South Carolina fossil hunter's dreams come true with huge megalodon tooth
Posted By @ Mar 19th 2021 8:30am In: Charleston SC Real Estate

CHARLESTON, S.C. (WCIV) — A dream came true for a South Carolina fossil hunter this week, when he found an enormous megalodon tooth in the Lowcountry.

Matthew Basak was doing some fossil hunting at a construction site in Summerville when he says he found this fossil shark tooth of a lifetime.

Basak, who guides fossil hunts professionally with the team at Palmetto Fossil Excursions, said he noticed what looked like a promising soil layer exposed in a drainage ditch at the construction site.

When he hopped down to take a closer look, Basak says he began probing and found one nice sized tooth before something else caught his eye in the muddy ditch bank. 

A few inches below the first tooth was a truly massive megalodon. With 5 inches of tooth showing before he'd even excavated it, Basak knew he'd found something special.

Basak says the monstrous tooth ultimately measured an astounding 6.45 inches, and initially tipped the scales at 3 pounds. Basak was in disbelief. His friends, also experienced fossil hunters, were almost speechless.

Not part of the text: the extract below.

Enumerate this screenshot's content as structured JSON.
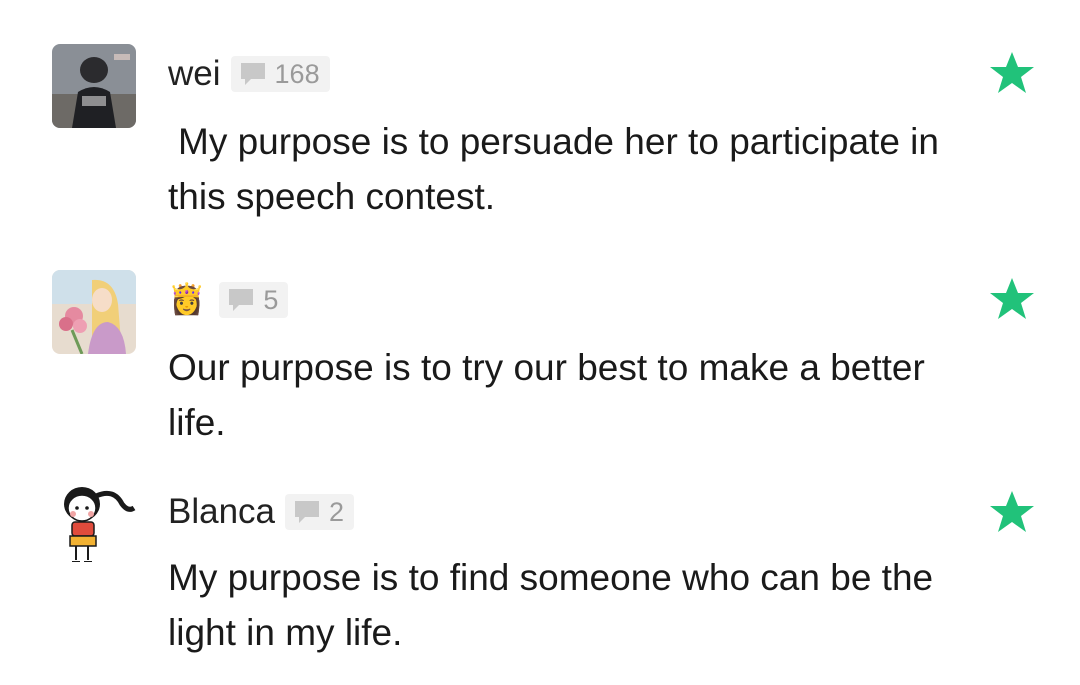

Before going extinct about 3.5 million years ago, megalodon was the largest in a lineage of mega-toothed sharks that would dwarf even the largest modern great whites by comparison.

Comparable in length to a passenger bus, megalodon is believed to have reached lengths of 40 feet, with the largest of the species exceeding 60 feet.

The 6.45-inch tooth Basak found would've belonged to just such a shark. Conventional wisdom from shark experts suggests a ratio of 10 feet in body length per 1 inch of tooth.

Fossil teeth belonging to megalodon and its mega-toothed ancestors can be found buried below ground throughout South Carolina's coastal plain, which was covered by water during higher sea levels at various times over millions of years.

Many also can be found in deposits with other fossils on the bottom of area rivers and streams, where they've settled after being eroded out of the ground over millennia.

Natural history exhibits curated by the Charleston Museum and College of Charleston show the Charleston region is generally quite rich in fossils, with an abundant fossil record dating from the last ice age to tens of millions of years earlier.